Arif Rachman melanjutkan, BY selaku pelaku utama berhasil masuk dan meretas data BPJS Ketenagakerjaan. Hasilnya, sebanyak 12.401.328 data disertai NIK dan foto sebanyak 322.350 berhasil dicuri. Seluruh data tersebut disimpan pada penyedia VPS di Amerika Serikat.
Dari peretasan itu, BY berhasil memverifikasi sistem dan mendapat data valid sebanyak 50 ribu. Dan 10.000 akun di antaranya diperoleh dari verifikasi kata kunci sekali pakai (OTP) dari sistem.
BY kemudian membuat script untuk membuat KTP Palsu dan membuat email palsu secara masif yang langsung mendaftarkan otomatis di dashboard prakerja.go.id sebanyak 10.000 akun dengan hanya melakukan pendaftaran sebanyak tiga kali saja.
Data-data yang terverifikasi tersebut lantas didaftarkan oleh para pelaku pada program prakerja dari Pemerintah.
Akun yang berhasil dibuat itu meski lolos dalam sistem, tapi sebenarnya adalah NIK palsu.
BY, lanjut Erdi, mengirimkan data NIK, foto, KTP palsu dan email yang sudah terdaftar sebagai akun prakerja fiktif, kepada AP melalui aplikasi Telegram.
AP langsung memasukkan nomor ponsel yang sebelumnya sudah diaktivasi dengan provider menggunakan data NIK orang lain, dan dikirimkan ke akun Prakerja fiktif yang sudah dibuat oleh BY.

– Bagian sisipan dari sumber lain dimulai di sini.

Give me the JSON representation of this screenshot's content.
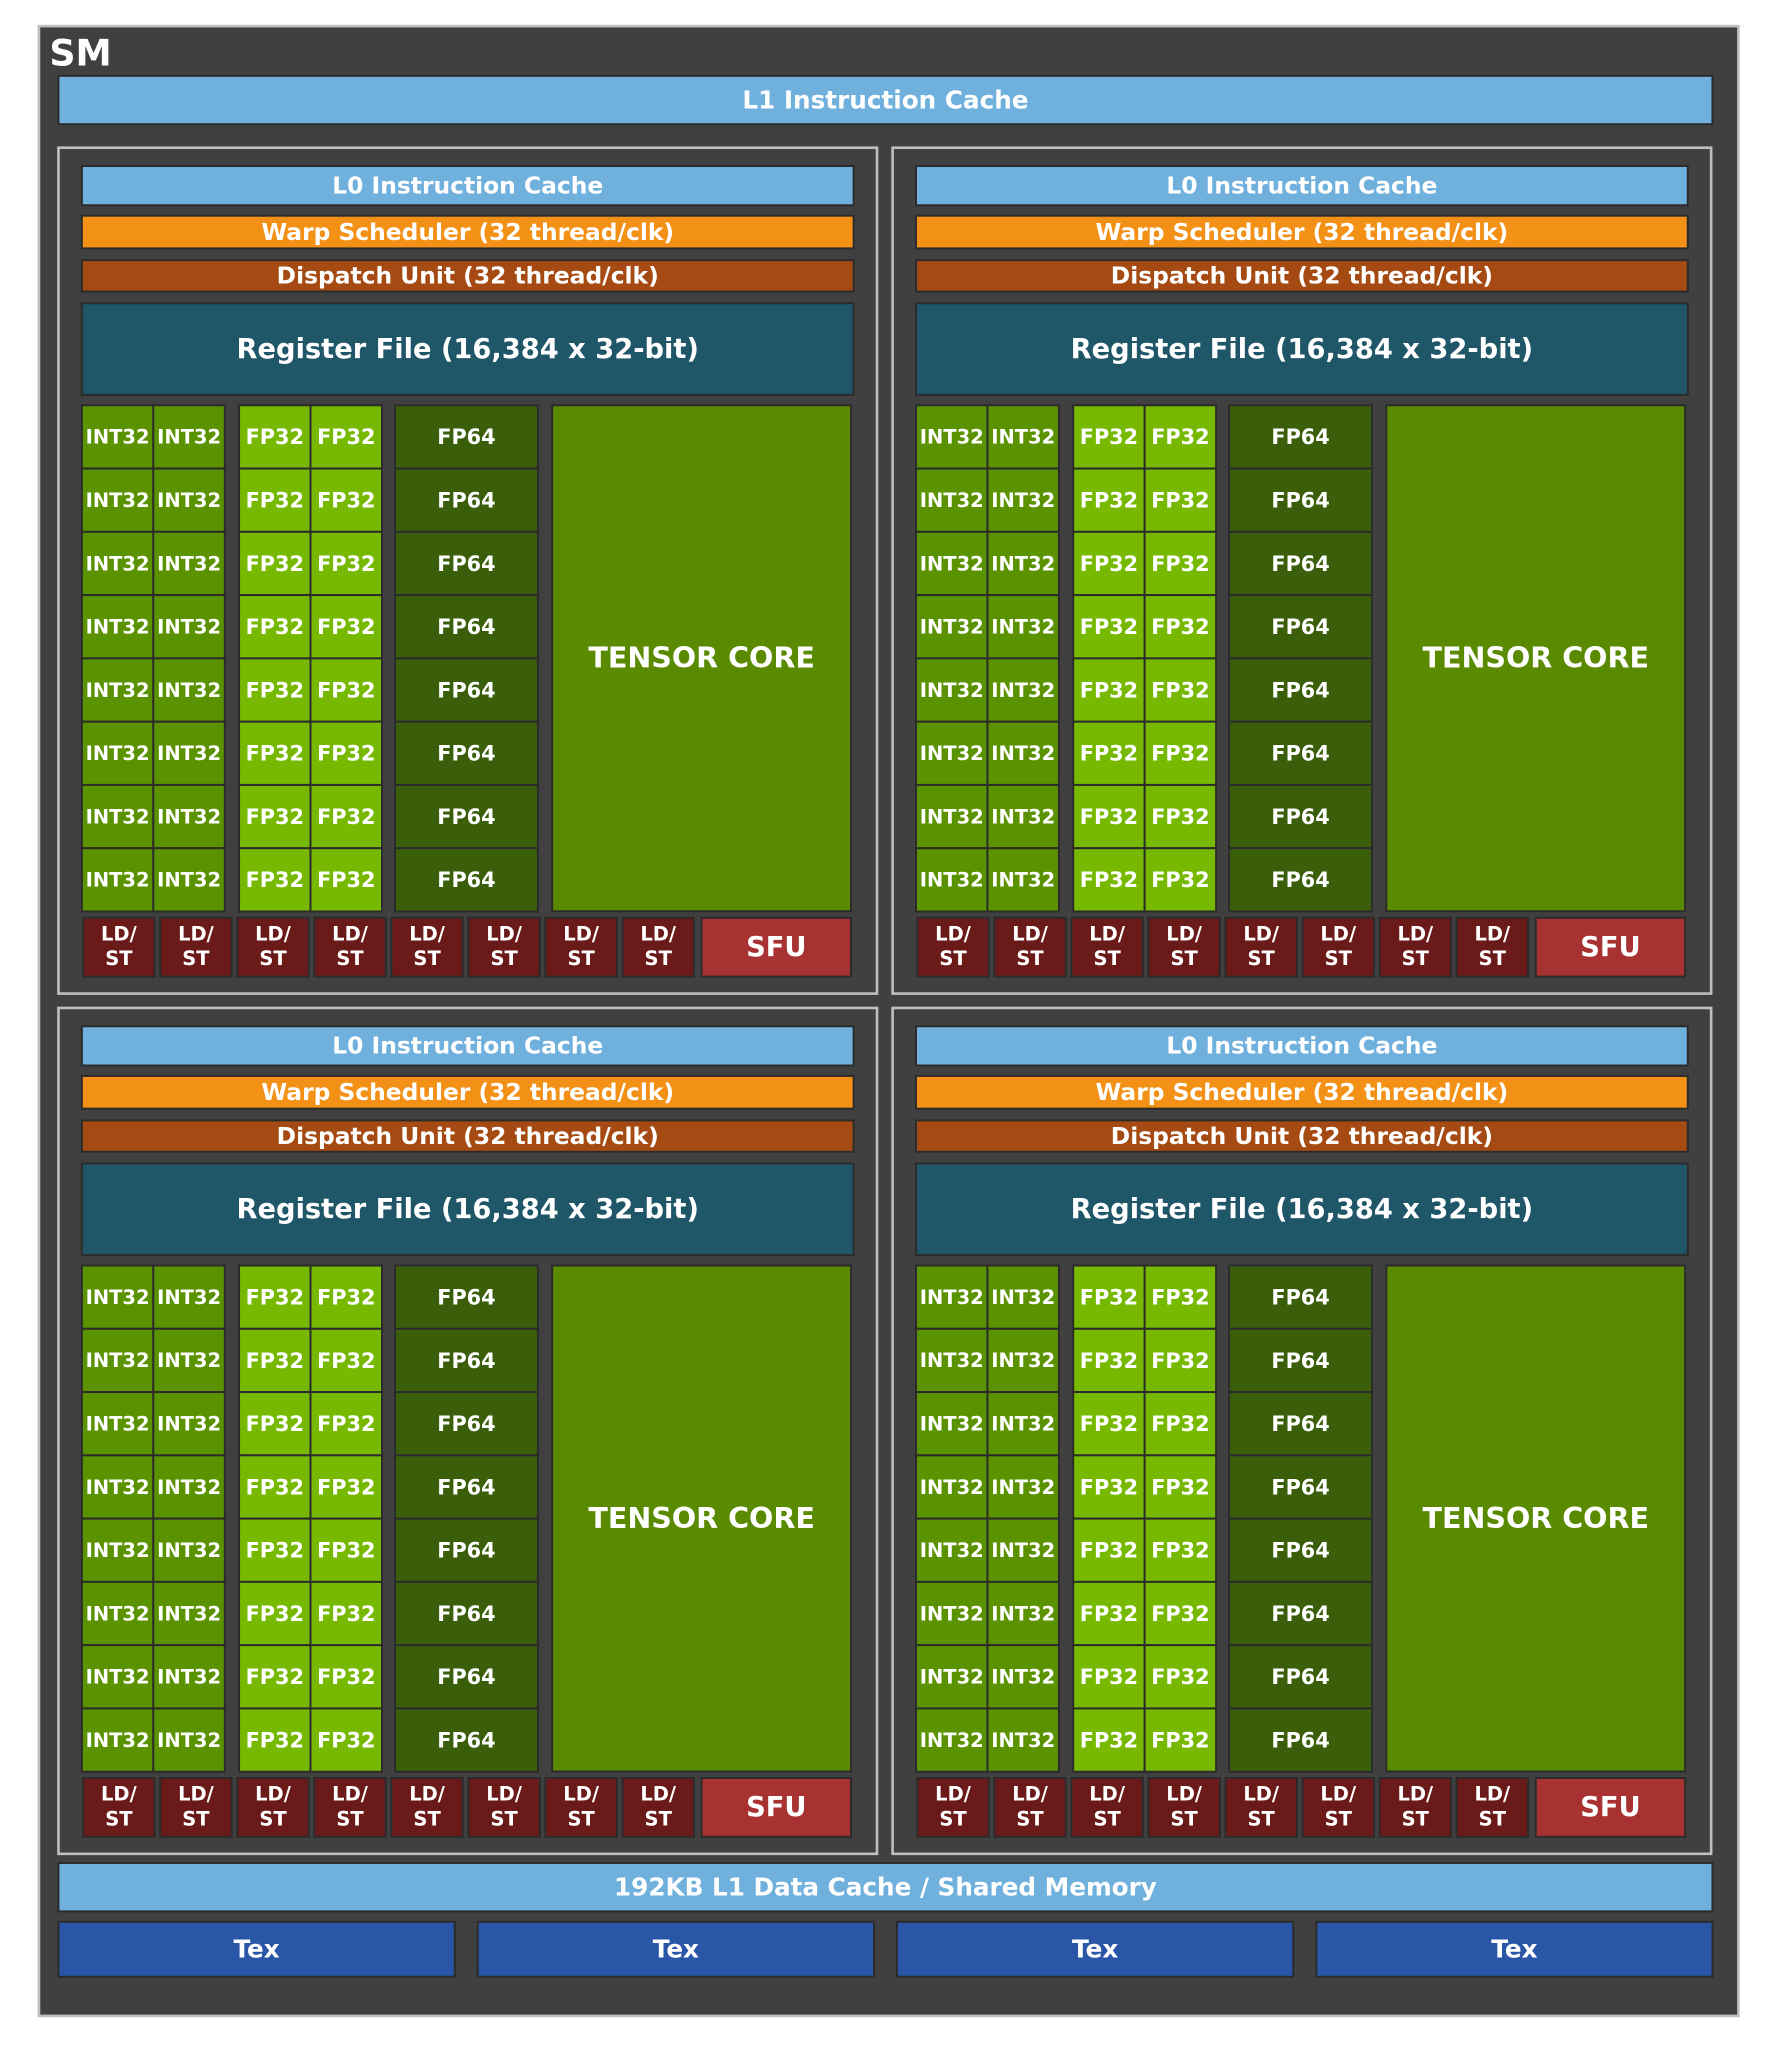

Setelah dinyatakan lolos, lalu AP, RW, AW dan WG membeli pelatihan di Tokopedia dengan saldo yang sudah dikirimkan ke dashboard prakerja. Saldo tersebut sebesar Rp1.000.000, kemudian mengikuti ujian untuk mendapatkan sertifikat lulus pelatihan.
BY juga membuat script untuk mempercepat proses pelatihan tanpa harus mengikuti pelatihan secara utuh.

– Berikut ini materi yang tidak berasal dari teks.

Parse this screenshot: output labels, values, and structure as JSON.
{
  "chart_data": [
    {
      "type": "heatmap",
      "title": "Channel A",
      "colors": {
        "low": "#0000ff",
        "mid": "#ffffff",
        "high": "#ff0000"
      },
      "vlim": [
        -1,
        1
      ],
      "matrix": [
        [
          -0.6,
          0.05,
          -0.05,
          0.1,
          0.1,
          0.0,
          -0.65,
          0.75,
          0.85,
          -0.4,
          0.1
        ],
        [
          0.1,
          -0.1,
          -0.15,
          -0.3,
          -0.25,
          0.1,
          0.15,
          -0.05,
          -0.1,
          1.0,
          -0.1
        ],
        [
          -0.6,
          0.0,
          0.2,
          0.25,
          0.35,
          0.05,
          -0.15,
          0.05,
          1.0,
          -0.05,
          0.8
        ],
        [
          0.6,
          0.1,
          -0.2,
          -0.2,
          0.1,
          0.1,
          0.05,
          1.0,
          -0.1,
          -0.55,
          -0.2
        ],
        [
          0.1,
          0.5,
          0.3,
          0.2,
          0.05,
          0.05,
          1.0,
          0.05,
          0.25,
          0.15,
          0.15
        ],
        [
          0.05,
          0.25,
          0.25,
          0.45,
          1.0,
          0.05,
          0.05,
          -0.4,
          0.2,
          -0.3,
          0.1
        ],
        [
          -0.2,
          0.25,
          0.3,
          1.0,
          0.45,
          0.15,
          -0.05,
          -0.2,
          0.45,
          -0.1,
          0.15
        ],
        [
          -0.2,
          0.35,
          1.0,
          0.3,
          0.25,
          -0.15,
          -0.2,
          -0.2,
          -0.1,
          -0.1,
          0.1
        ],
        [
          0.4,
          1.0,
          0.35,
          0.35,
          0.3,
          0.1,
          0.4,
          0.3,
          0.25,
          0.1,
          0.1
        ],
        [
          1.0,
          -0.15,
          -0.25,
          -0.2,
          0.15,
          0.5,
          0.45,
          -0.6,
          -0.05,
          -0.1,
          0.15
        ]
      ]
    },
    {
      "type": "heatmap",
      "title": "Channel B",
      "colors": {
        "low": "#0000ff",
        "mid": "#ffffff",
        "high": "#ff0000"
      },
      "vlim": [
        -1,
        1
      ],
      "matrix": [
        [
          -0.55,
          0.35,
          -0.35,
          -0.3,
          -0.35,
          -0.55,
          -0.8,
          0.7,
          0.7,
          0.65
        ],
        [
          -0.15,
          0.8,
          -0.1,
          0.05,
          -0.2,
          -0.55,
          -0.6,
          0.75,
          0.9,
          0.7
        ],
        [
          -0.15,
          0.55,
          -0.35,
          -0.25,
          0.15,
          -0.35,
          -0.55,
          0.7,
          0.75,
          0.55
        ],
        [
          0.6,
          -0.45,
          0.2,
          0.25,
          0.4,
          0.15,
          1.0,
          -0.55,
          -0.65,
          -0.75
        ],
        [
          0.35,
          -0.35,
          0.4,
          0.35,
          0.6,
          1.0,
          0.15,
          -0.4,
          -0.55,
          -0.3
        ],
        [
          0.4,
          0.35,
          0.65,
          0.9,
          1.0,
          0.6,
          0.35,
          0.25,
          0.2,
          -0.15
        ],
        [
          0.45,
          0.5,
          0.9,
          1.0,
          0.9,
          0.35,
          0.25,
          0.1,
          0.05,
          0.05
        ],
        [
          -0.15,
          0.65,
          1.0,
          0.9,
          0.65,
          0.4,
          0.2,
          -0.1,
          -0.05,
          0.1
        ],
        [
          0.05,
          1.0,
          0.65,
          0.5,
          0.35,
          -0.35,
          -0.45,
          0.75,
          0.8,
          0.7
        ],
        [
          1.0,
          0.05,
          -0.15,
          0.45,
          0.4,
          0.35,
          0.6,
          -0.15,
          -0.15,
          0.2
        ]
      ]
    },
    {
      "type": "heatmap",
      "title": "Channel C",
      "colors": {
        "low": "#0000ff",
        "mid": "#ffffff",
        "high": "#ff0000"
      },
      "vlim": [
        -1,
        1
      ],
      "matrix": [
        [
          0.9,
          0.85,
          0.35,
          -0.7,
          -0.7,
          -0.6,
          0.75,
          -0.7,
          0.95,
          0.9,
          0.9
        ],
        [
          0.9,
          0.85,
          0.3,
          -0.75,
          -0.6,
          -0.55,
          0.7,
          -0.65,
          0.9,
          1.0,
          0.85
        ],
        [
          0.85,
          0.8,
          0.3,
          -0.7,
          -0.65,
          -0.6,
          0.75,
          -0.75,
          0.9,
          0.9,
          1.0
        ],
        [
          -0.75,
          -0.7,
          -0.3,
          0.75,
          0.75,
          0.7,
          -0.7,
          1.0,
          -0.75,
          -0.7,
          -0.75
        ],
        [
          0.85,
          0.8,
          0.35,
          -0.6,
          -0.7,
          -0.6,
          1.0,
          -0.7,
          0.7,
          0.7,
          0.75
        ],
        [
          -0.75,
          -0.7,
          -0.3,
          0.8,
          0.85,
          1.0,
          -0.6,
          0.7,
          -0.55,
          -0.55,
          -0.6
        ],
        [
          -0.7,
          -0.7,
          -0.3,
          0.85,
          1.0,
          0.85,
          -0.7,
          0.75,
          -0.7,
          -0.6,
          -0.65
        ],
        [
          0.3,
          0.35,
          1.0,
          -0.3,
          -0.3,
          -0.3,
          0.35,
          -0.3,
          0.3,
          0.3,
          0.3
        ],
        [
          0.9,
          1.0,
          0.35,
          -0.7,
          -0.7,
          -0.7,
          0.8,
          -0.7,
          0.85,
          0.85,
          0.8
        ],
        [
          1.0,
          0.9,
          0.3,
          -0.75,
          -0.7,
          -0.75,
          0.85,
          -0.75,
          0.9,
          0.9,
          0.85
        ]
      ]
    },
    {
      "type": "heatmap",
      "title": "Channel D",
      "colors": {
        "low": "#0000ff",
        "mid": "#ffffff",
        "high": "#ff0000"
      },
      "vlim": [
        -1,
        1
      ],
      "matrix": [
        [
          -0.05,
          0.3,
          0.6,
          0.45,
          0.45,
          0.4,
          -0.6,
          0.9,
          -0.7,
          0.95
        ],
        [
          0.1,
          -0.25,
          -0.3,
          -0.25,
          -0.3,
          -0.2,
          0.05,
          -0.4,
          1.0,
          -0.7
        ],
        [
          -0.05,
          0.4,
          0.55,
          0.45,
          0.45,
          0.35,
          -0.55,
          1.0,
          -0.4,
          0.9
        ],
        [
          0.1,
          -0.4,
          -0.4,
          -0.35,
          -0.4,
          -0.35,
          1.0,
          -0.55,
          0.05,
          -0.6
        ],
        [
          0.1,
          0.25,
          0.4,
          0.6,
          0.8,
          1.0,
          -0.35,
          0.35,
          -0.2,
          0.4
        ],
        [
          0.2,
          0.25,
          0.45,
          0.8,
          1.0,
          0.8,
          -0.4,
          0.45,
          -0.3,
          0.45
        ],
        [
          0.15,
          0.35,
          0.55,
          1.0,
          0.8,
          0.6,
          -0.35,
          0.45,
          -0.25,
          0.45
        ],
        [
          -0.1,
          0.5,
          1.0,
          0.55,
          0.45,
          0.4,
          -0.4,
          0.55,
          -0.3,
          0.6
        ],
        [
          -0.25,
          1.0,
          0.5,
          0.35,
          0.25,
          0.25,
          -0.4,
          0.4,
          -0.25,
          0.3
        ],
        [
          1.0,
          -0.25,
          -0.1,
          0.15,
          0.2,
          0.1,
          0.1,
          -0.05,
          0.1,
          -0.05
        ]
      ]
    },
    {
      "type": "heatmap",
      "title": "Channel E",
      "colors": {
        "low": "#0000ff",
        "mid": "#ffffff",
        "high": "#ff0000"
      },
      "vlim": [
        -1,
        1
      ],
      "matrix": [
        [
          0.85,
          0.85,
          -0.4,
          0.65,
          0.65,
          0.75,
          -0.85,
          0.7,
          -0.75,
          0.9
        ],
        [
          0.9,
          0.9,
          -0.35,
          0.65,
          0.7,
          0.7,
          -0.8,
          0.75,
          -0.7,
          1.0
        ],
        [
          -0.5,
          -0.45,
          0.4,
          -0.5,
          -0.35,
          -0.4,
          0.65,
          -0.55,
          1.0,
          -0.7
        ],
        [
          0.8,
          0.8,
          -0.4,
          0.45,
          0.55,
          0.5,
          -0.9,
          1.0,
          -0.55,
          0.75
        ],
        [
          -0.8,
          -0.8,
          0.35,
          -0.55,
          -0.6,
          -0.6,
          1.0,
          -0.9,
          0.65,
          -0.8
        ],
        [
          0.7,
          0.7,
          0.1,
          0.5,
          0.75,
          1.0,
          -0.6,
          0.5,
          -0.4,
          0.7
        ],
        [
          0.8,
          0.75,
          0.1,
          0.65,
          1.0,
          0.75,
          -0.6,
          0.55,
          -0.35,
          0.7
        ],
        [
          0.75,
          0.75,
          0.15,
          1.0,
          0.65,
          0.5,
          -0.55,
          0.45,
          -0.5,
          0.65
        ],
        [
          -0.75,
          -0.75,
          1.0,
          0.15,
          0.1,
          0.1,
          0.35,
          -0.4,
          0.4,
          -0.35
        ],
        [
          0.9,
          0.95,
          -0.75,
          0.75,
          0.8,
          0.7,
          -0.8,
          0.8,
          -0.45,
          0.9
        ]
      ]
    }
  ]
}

“BY belajar (meretas) secara otodidak,” kata Arif.
Tersangka Mempelajari Teknik Pembuatan NIK KTP
Di tempat yang sama, Direktur Cyber Dukcapil, Erikson P. Manihuruk menjelaskan, ketika pihaknya ikut mendalami mega kasus ini, dia menemukan bahwa tersangka (BY) mempelajari teknik pembuatan NIK.
Kemudian, lanjut Erikson, tersangka juga mempunyai target tanggal lahir berapa saja yang akan ditampilkan di dalam script buatannya.
“Terus nomor urut belakangnya ini dicoba 00001-00005. Begitu dapat angka itu, dia coba mengakses ke data BPJS tenaga kerja,” papar Erikson.
Setelah portal mengeluarkan data yang dianggap valid, maka tersangka menggunakan data tersebut untuk daftar membuat kartu prakerja.
“Makanya tadi sekitar ada 300 data valid dan 12 juta yang diambil secara random, ini dari BPJS tenaga kerja. NIK ini digunakan untuk kartu prakerja,” katanya.
Tak hanya itu, Erikson juga menemukan, data tersebut ada di dalam KTP tetapi hanya berbentuk file-nya saja, bukan murni bentuk fisik KTP.
Sebab, KTP tersebut hanya tersedia blankonya saja sehingga seolah-olah KTP terpindai atau hasil scan.
“Padahal hanya membuat dari Photoshop dari data yang diambil tadi”, pungkasnya.
Atas kejahatan pembuatan kartu prakerja fiktif ini, para pelaku dikenakan Undang-undang Nomor 19 Tahun 2016 tentang perubahan terhadap UU No. 11 tahun 2008 tentang ITE, Pasal 51 dengan ancaman hukuman pidana penjara paling lama 12 (dua belas) tahun dan/atau denda paling banyak Rp12.000.000.000,00 (dua belas miliar rupiah).